Archive for January, 2011

January 6, 2011

Movie Nerds, and Turds – Why my movie afficionado friends annoy me sometimes.

**WARNING – Overcharged, and abused religious language is used in this post…**

I’m no movie critic, nor am I the son of a movie critic. I don’t care to be a movie critic, but I do care to critique movie critics. At least the self-appointed ones. Well, in one sense all are actually, self-appointed, but right now I’m going to critique your self-appointed movie critic friends.

You know them, they’re your best friends, your roommates or your siblings. They are self-appointed vicars of Gene Siskel, they infallibly declare a movie  ‘b-rated’ when they cannot get over the fact that someone jumped from two trailers onto another one, on a different highway, while she was being chased by cops pointing and shooting their guns.

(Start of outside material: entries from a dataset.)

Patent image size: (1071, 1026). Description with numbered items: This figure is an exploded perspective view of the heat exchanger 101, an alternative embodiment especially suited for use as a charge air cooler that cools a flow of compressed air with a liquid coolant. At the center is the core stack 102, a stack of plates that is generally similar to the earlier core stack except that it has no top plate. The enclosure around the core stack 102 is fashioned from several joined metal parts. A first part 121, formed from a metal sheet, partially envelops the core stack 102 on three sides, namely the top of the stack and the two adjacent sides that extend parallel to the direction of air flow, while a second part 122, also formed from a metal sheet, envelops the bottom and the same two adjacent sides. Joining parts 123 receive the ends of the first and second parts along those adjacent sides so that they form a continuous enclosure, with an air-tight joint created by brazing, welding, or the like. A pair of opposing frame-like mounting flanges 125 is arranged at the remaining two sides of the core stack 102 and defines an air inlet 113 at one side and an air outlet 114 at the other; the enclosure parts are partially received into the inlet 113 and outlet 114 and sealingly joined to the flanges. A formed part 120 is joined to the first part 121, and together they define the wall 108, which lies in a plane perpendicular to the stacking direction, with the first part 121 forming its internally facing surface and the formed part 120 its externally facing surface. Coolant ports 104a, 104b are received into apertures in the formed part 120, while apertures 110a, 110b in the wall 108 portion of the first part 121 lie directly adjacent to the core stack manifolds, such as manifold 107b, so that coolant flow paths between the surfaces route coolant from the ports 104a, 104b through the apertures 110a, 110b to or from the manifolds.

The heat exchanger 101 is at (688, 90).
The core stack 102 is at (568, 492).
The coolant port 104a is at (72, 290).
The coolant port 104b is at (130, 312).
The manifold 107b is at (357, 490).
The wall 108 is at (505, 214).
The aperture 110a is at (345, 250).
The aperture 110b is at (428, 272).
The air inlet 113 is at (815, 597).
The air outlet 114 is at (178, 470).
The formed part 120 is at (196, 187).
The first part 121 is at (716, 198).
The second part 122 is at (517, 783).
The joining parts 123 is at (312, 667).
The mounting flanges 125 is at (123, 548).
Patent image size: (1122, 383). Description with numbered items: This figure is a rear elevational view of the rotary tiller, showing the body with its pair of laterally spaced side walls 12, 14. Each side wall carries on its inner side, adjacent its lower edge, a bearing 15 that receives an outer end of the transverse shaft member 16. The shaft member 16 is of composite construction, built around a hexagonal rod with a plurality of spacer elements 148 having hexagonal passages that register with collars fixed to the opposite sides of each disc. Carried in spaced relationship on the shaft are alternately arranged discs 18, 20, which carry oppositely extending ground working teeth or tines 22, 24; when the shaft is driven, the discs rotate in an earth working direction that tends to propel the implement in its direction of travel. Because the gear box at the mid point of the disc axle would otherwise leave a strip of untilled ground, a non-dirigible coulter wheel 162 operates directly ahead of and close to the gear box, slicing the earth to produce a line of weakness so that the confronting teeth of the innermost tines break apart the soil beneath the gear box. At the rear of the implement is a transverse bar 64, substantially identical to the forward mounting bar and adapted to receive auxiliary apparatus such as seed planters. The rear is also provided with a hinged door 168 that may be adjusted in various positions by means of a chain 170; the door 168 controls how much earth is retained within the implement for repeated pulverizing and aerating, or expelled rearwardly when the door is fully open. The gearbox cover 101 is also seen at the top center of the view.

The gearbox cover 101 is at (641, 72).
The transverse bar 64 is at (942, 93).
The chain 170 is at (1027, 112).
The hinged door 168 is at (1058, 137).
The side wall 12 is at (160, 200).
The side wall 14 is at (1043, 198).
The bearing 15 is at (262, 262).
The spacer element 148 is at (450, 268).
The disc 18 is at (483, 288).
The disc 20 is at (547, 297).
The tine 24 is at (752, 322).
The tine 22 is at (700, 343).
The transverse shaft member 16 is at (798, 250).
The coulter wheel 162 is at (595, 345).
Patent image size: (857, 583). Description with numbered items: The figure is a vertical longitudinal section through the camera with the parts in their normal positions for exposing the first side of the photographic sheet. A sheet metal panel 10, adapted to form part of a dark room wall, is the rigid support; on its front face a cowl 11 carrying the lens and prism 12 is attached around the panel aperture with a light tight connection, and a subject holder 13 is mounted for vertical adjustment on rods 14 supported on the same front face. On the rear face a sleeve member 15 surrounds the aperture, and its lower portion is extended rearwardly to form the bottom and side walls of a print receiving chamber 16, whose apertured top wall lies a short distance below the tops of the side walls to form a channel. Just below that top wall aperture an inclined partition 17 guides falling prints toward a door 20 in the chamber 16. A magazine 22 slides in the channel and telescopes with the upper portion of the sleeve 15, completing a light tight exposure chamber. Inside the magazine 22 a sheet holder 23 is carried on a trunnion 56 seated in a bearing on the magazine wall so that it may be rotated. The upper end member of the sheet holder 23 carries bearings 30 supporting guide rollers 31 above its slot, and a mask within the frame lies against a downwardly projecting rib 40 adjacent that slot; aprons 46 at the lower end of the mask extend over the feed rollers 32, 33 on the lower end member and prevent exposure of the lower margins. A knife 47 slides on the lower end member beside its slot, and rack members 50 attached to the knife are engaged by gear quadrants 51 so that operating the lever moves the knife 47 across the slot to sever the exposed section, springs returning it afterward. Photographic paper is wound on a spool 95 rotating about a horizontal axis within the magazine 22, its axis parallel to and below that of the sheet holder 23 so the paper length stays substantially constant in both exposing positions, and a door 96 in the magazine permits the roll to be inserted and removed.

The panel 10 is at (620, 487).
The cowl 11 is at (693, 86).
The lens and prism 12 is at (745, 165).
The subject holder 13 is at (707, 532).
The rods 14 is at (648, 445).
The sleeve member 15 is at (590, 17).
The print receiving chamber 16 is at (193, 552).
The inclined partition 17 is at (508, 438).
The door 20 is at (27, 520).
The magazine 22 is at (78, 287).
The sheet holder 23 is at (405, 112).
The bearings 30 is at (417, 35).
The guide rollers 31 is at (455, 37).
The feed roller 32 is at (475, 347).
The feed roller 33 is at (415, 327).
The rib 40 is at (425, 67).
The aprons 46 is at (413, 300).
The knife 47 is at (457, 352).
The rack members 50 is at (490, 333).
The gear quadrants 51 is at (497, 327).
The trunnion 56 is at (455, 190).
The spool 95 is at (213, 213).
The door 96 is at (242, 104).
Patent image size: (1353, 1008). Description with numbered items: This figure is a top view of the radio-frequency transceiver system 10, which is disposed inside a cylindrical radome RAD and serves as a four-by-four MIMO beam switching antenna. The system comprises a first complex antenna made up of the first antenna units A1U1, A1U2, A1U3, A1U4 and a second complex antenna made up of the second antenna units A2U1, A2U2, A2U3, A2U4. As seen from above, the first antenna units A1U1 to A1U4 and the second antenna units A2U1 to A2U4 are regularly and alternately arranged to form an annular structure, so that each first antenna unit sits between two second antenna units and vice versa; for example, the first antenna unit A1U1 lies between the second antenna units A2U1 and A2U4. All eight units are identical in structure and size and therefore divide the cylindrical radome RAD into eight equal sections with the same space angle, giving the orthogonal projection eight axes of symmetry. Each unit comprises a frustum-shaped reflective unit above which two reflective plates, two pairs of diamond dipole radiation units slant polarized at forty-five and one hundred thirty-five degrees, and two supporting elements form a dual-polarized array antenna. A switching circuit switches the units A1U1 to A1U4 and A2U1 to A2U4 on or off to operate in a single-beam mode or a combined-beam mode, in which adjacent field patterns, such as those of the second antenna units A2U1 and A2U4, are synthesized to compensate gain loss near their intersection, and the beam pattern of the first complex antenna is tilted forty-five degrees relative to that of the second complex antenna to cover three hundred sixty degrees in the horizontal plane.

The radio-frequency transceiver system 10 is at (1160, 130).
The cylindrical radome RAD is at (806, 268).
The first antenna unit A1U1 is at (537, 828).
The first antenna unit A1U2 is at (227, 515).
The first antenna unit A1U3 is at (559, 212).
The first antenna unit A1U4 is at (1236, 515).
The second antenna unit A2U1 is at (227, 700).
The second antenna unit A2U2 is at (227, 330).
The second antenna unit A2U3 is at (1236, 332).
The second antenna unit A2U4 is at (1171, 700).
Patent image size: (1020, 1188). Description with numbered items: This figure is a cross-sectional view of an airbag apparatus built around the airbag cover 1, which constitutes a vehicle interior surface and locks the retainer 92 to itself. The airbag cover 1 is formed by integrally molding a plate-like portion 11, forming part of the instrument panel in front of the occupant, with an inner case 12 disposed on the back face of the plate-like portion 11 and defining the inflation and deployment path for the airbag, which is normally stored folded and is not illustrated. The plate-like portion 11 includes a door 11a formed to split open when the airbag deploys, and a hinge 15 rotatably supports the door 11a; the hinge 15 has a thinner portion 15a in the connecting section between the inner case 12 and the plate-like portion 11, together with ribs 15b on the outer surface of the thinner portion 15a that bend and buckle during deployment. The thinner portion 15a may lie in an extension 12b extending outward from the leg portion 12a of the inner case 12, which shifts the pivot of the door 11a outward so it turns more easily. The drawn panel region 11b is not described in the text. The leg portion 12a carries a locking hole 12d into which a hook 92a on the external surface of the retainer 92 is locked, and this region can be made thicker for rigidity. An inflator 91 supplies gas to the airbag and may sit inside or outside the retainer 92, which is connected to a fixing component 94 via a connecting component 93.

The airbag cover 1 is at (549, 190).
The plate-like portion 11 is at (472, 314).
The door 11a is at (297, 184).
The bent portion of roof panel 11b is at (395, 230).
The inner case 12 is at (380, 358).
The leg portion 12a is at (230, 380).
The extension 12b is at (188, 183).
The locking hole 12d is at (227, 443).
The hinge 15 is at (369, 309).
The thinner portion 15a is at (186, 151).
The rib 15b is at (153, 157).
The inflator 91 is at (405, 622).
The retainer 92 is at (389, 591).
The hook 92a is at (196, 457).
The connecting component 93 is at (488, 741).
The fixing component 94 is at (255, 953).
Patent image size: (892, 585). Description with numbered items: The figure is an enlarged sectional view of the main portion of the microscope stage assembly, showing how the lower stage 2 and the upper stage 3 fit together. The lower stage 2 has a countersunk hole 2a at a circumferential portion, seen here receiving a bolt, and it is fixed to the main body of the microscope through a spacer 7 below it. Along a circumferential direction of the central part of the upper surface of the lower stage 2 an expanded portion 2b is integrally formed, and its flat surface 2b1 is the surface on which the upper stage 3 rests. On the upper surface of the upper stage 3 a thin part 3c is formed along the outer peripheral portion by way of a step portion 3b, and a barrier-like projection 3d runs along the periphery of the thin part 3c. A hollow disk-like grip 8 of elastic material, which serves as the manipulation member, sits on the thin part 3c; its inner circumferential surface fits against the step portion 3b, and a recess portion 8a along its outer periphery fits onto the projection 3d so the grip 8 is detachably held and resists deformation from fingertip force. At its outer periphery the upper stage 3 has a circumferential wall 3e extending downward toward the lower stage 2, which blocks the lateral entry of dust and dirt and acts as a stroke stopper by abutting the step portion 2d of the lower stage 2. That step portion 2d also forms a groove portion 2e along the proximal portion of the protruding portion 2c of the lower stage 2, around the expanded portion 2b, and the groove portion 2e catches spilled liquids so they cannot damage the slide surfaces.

Now, it’s not a real problem and maybe this is a local problem or maybe I have too many movie critic friends. I know I shy from saying I like a movie sometimes because I’ll be stoned for even suggesting that I enjoyed it. Below is a brief reaction to a friend who is a self-appointed vicar;

Firstly, all good stories have a plot twist, or a set of circumstances that place the character(s) in a situation with terrible odds that things will turn out in his/her favor. The Vicar of Siskel will usually pontificate on the unbelievable circumstances of a situation in a movie, and its solution. They will then follow it by a real life example or comparison and on this basis argue that the movie is too fantastical, it’s too unbelievable to accept.  He will proceed to decline in commenting on the quality of the movie or simply dismiss the movie as a miserable failure which should be thrown into the vault of such other fails as the Batman franchise, or anything by Nicholas Cage. He will declare the movie anathema.

But is it really necessary? Isn’t the movie after all a movie? Isn’t a story enjoyable because we can escape reality in one sense? If someone will complain about a movie about a CIA agent (like Salt) and her near super power strenght and spider-like qualities as nearly impossible, well then go watch something else – COPS.

(Cops is filmed on location with the men and women of law enforcement all suspects are innocent until proven guilty…in a court of law)

Now, don’t get me wrong some genres require more realistic situations, for example would this whining movie-pope whine the same way if he were watching the Chronicles of Narnia? “What as stupid movie dude, Lions don’t talk, and half man, half goats!? Seriously?” No, of course not, but the standards change but these people decry the movies for all the wrong reasons. A movie, whether drama, suspense, fantasy, anime all involve an element of the imagination that seeks to exit your living room, to take you away and place you in a different world. For the people watching the Chronicles of Narnia, you exit this world, and enter Narnia, exercising your God-given imagination and enjoying the twists and turns of this world. And this usually plays well with all movies, until you have Pope Siskel who in his self centeredness wants to make himself the center of the movie, instead of taking himself into the movie, Pope Siskel wants to be the movie, and brings the movie to him. Pope Siskel refuses to enter the world of the CIA Agent, the illegal immigrant, or the poor black boy. Pope Siskel is the movie.

Now, as I said before, I’m no movie critic but I sure do find movie critics annoying sometimes, especially when they argue the way the Vicars of Siskel do.